For a long time, psychologists have studied how the words people use correlate with characteristics like gender, personality type and age. They would answer questions like "do older people use more positive words than younger people?" by making lists of words they deemed positive or negative and then counting them up in language samples given by people from different age groups. Now, researchers have come up with a new way of looking at the relationship between language and social characteristics, in which the differences between groups are suggested by the data itself, and not by the researchers. Instead of asking whether characteristics (young, old) correlate with words (positive, negative), it asks which words best distinguish these groups from each other?
The technique allows you to find differences you may not have even thought of. But its sophisticated statistical algorithms require massive quantities of text. A recent study by H. Andrew Schwartz and colleagues at the Positive Psychology Center of the University of Pennsylvania and the Psychometrics Centre at the University of Cambridge analyzed 15.4 million Facebook messages from 75,000 volunteers who provided information about their gender, age and personality type (in the form of a standard personality test). As might be expected from Facebook messages, some of the researchers' findings below cite a lot of profanity.
Among the insights uncovered were a strong correlation between introversion and Japanese media ("anime," "manga," "pokemon") and a stronger tendency for males to say "my girlfriend/wife" than for females to say "my boyfriend/husband."
With respect to age, the major concerns of each life stage, unsurprisingly, are represented in the words people use at those stages.
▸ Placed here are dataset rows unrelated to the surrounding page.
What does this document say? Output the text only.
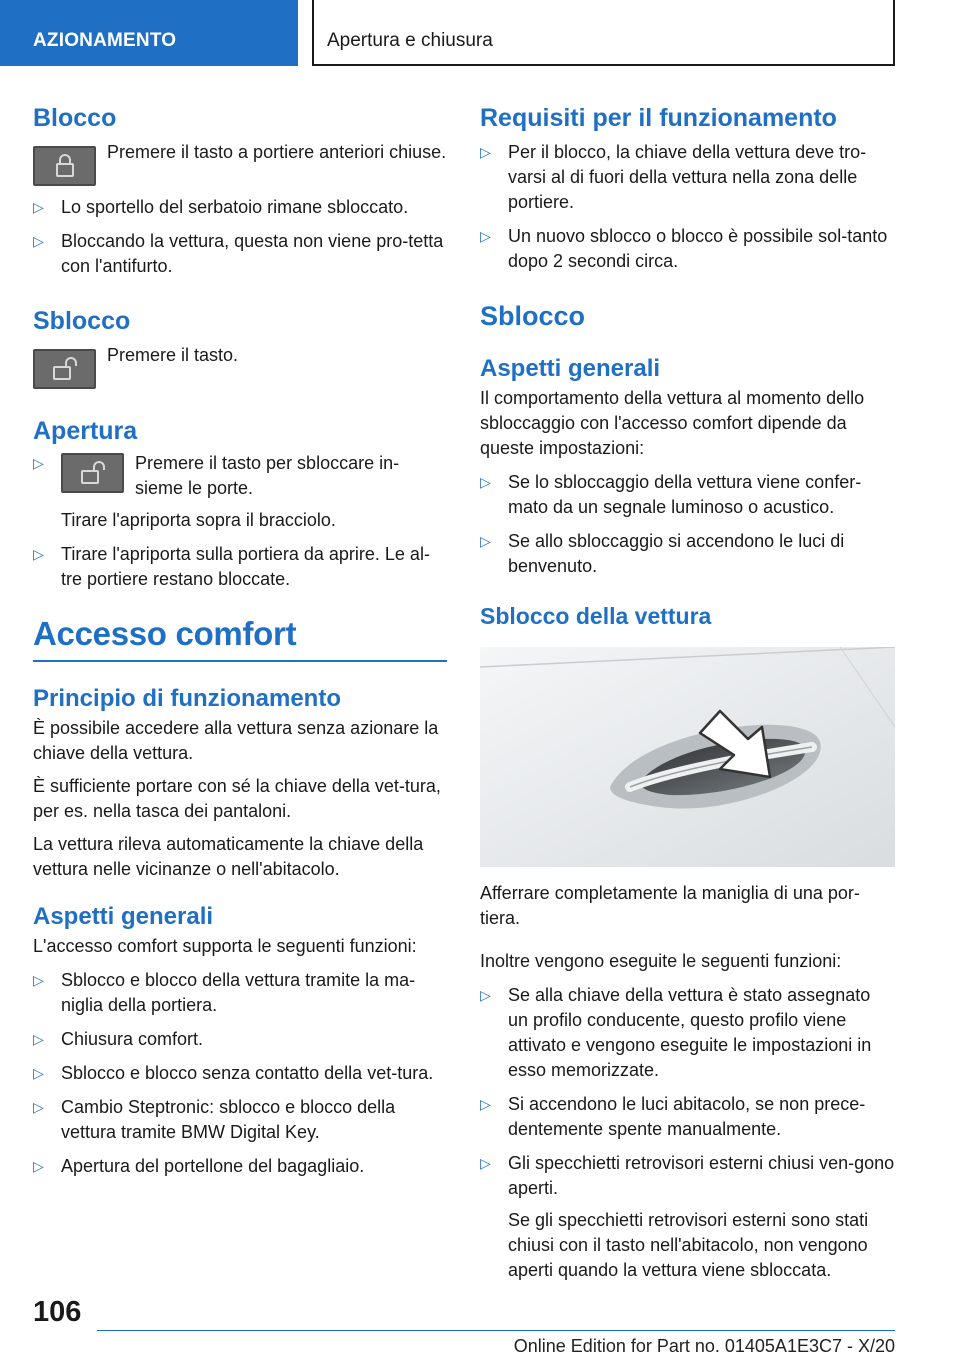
AZIONAMENTO	Apertura e chiusura
Blocco
Premere il tasto a portiere anteriori chiuse.
▷ Lo sportello del serbatoio rimane sbloccato.
▷ Bloccando la vettura, questa non viene pro-tetta con l'antifurto.
Sblocco
Premere il tasto.
Apertura
▷	Premere il tasto per sbloccare in-sieme le porte.
Tirare l'apriporta sopra il bracciolo.
▷ Tirare l'apriporta sulla portiera da aprire. Le al-tre portiere restano bloccate.
Accesso comfort
Principio di funzionamento

È possibile accedere alla vettura senza azionare la chiave della vettura.

È sufficiente portare con sé la chiave della vet-tura, per es. nella tasca dei pantaloni.

La vettura rileva automaticamente la chiave della vettura nelle vicinanze o nell'abitacolo.

Aspetti generali

L'accesso comfort supporta le seguenti funzioni:

▷ Sblocco e blocco della vettura tramite la ma-niglia della portiera.
▷ Chiusura comfort.
▷ Sblocco e blocco senza contatto della vet-tura.
▷ Cambio Steptronic: sblocco e blocco della vettura tramite BMW Digital Key.
▷ Apertura del portellone del bagagliaio.
Requisiti per il funzionamento
▷ Per il blocco, la chiave della vettura deve tro-varsi al di fuori della vettura nella zona delle portiere.
▷ Un nuovo sblocco o blocco è possibile sol-tanto dopo 2 secondi circa.
Sblocco
Aspetti generali

Il comportamento della vettura al momento dello sbloccaggio con l'accesso comfort dipende da queste impostazioni:

▷ Se lo sbloccaggio della vettura viene confer-mato da un segnale luminoso o acustico.
▷ Se allo sbloccaggio si accendono le luci di benvenuto.
Sblocco della vettura

Afferrare completamente la maniglia di una por-tiera.

Inoltre vengono eseguite le seguenti funzioni:

▷ Se alla chiave della vettura è stato assegnato un profilo conducente, questo profilo viene attivato e vengono eseguite le impostazioni in esso memorizzate.
▷ Si accendono le luci abitacolo, se non prece-dentemente spente manualmente.
▷ Gli specchietti retrovisori esterni chiusi ven-gono aperti.
Se gli specchietti retrovisori esterni sono stati chiusi con il tasto nell'abitacolo, non vengono aperti quando la vettura viene sbloccata.
106
Online Edition for Part no. 01405A1E3C7 - X/20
These word clouds show the words used in four different age groups. Unlike most word clouds, the size of the word doesn't indicate how frequent that word is. Rather, it shows how well that word distinguishes that age group from the others. So four life stages might be summed up like this:
13-18: emoticons, school, homework
19-22: profanity, campus, semester, 21st
23-29: at_work, days_off, office, beer, wedding
30-65: family and friends, daughter, son, kids, repost, copy_and
High school kids are talking about school, college kids are swearing and talking about their 21st birthdays, young adults are talking about work, weddings and beer, and older adults are talking about family and forwarding those "please repost" and "copy and paste" Facebook messages.
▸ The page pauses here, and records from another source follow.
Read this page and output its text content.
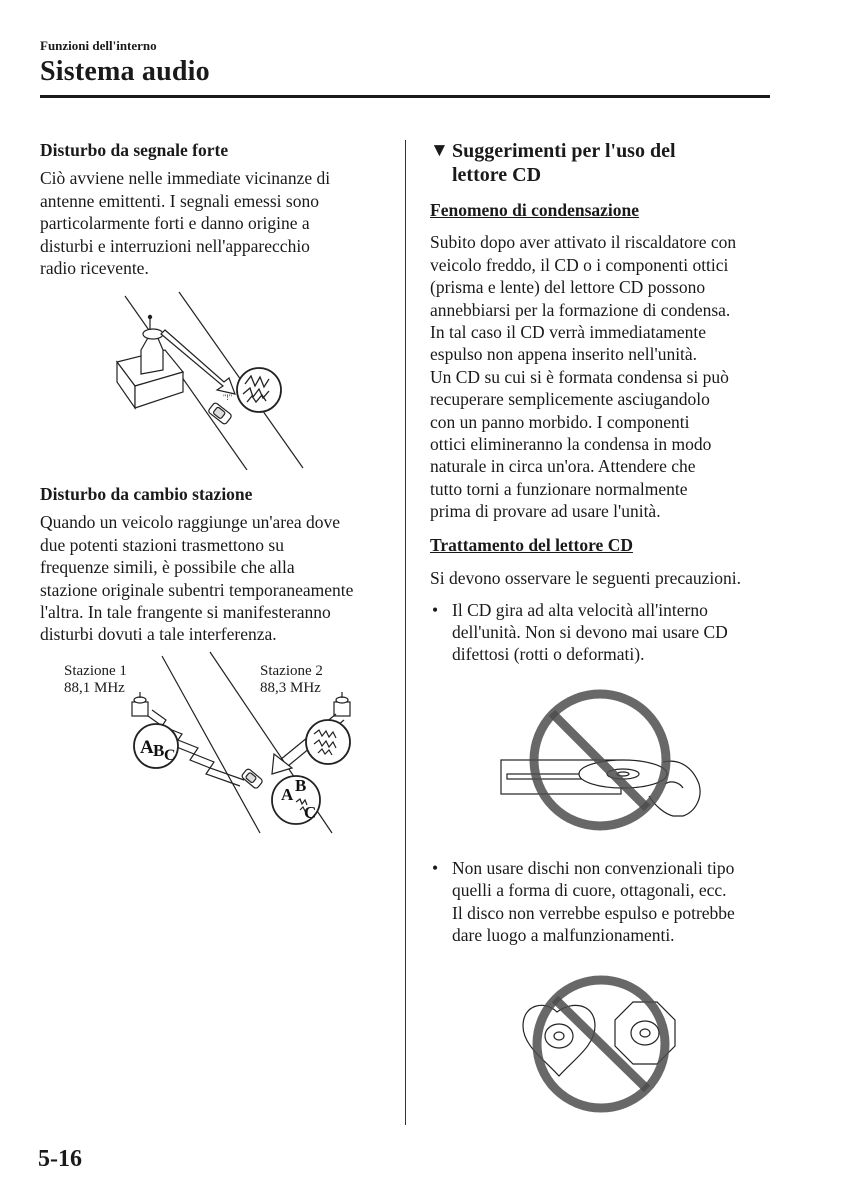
Funzioni dell'interno
Sistema audio

Disturbo da segnale forte

Ciò avviene nelle immediate vicinanze di

antenne emittenti. I segnali emessi sono

particolarmente forti e danno origine a

disturbi e interruzioni nell'apparecchio

radio ricevente.

"!"

Disturbo da cambio stazione

Quando un veicolo raggiunge un'area dove

due potenti stazioni trasmettono su

frequenze simili, è possibile che alla

stazione originale subentri temporaneamente

l'altra. In tale frangente si manifesteranno

disturbi dovuti a tale interferenza.

Stazione 1
88,1 MHz
Stazione 2
88,3 MHz
A B C
A B
C
▼ Suggerimenti per l'uso del
lettore CD

Fenomeno di condensazione

Subito dopo aver attivato il riscaldatore con

veicolo freddo, il CD o i componenti ottici

(prisma e lente) del lettore CD possono

annebbiarsi per la formazione di condensa.

In tal caso il CD verrà immediatamente

espulso non appena inserito nell'unità.

Un CD su cui si è formata condensa si può

recuperare semplicemente asciugandolo

con un panno morbido. I componenti

ottici elimineranno la condensa in modo

naturale in circa un'ora. Attendere che

tutto torni a funzionare normalmente

prima di provare ad usare l'unità.

Trattamento del lettore CD

Si devono osservare le seguenti precauzioni.

• Il CD gira ad alta velocità all'interno

dell'unità. Non si devono mai usare CD

difettosi (rotti o deformati).

• Non usare dischi non convenzionali tipo

quelli a forma di cuore, ottagonali, ecc.

Il disco non verrebbe espulso e potrebbe

dare luogo a malfunzionamenti.

5-16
Other graphs tell different types of stories. These plots of the frequency of certain types of words show how negativity seems to decrease with age while positivity increases (confirming previous research on the age-related positivity effect) and how people use "I" less and "we" more as they get older (indicating an increasing focus on social relationships).
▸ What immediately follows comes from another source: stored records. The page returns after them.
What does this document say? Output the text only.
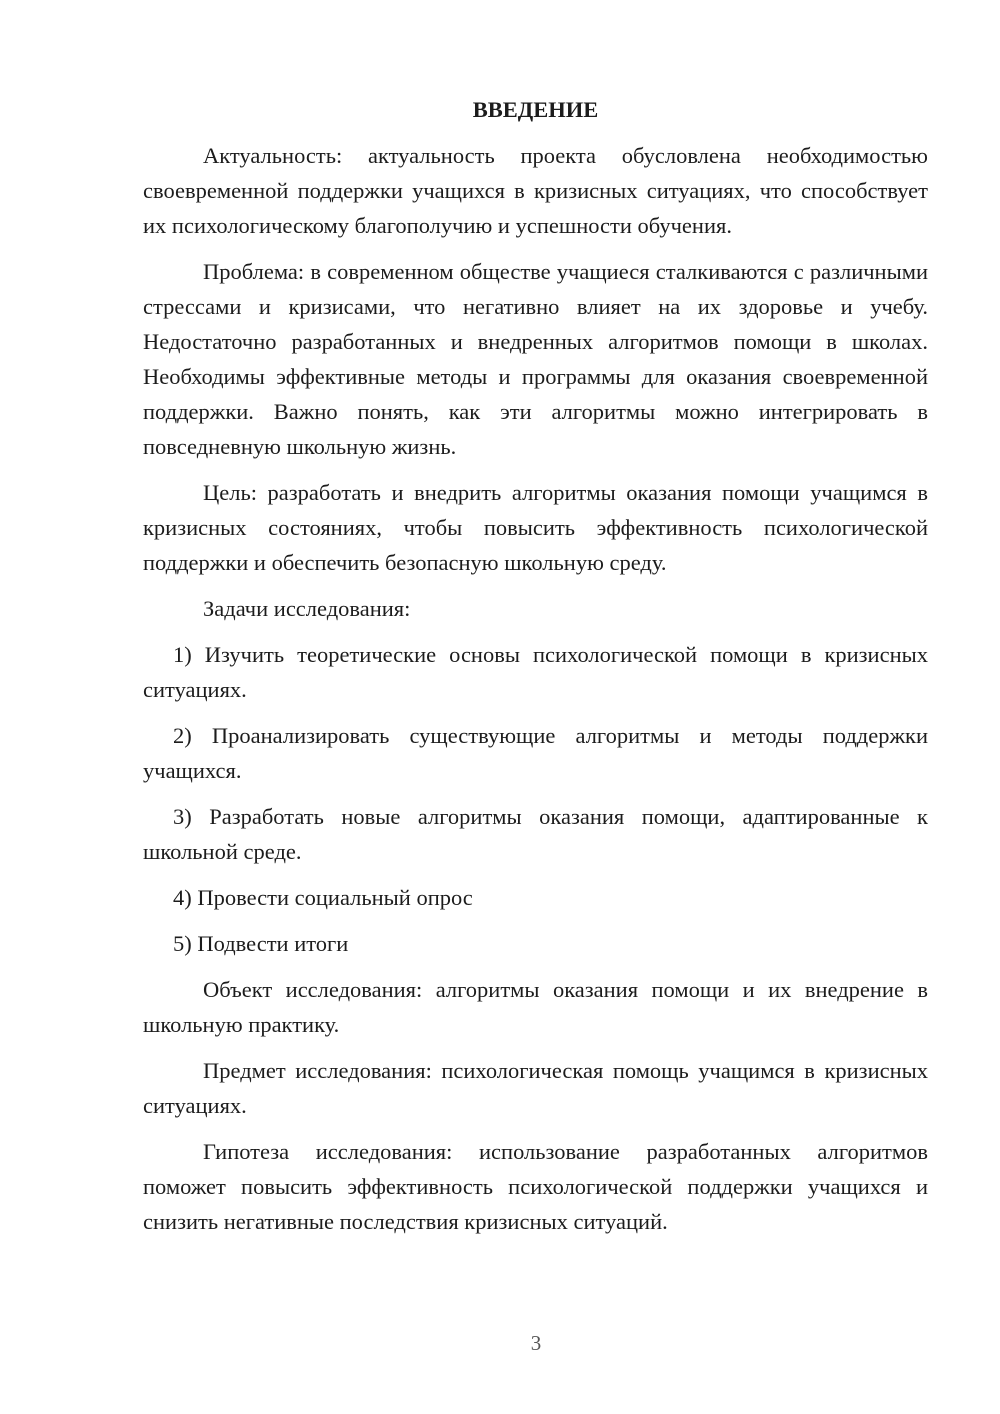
ВВЕДЕНИЕ

Актуальность: актуальность проекта обусловлена необходимостью своевременной поддержки учащихся в кризисных ситуациях, что способствует их психологическому благополучию и успешности обучения.

Проблема: в современном обществе учащиеся сталкиваются с различными стрессами и кризисами, что негативно влияет на их здоровье и учебу. Недостаточно разработанных и внедренных алгоритмов помощи в школах. Необходимы эффективные методы и программы для оказания своевременной поддержки. Важно понять, как эти алгоритмы можно интегрировать в повседневную школьную жизнь.

Цель: разработать и внедрить алгоритмы оказания помощи учащимся в кризисных состояниях, чтобы повысить эффективность психологической поддержки и обеспечить безопасную школьную среду.

Задачи исследования:

1) Изучить теоретические основы психологической помощи в кризисных ситуациях.

2) Проанализировать существующие алгоритмы и методы поддержки учащихся.

3) Разработать новые алгоритмы оказания помощи, адаптированные к школьной среде.

4) Провести социальный опрос

5) Подвести итоги

Объект исследования: алгоритмы оказания помощи и их внедрение в школьную практику.

Предмет исследования: психологическая помощь учащимся в кризисных ситуациях.

Гипотеза исследования: использование разработанных алгоритмов поможет повысить эффективность психологической поддержки учащихся и снизить негативные последствия кризисных ситуаций.

3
You can explore the age data yourself at the World Well-Being Project site, where you can generate a plot for words of your choice. Here are a few that I tried:
FOR BABY, CAT, AND DOG
Looks like pets get a bum deal during the baby-making years, but they get the attention back once the kids are older.
FOR WHO, WHAT, WHERE, WHEN, WHY, AND HOW
Most question words cluster together with big dip in the 20's. But "why" and "where" break the pattern. Do 20-somethings think they know everything except why? Do people worry more about the facts and less about the reasons as they get older? Why do they stop asking why? Do teenagers not care about where things are happening until they start driving? Are older people forgetting where they left their car keys?
FOR SUCKS VS. BUMMER
The use of anything with a touch of profanity goes down with age, but slang doesn't necessarily decrease. I thought "bummer" was a young person's word. Guess I'm showing my age.
FOR PICS VS. PIX
Pics at 13, pix at 20, pics at 30, pix at 50. Artifact of people not really settling on one or the other? Or something else? I prefer pics, but it looks like my preferences may soon change.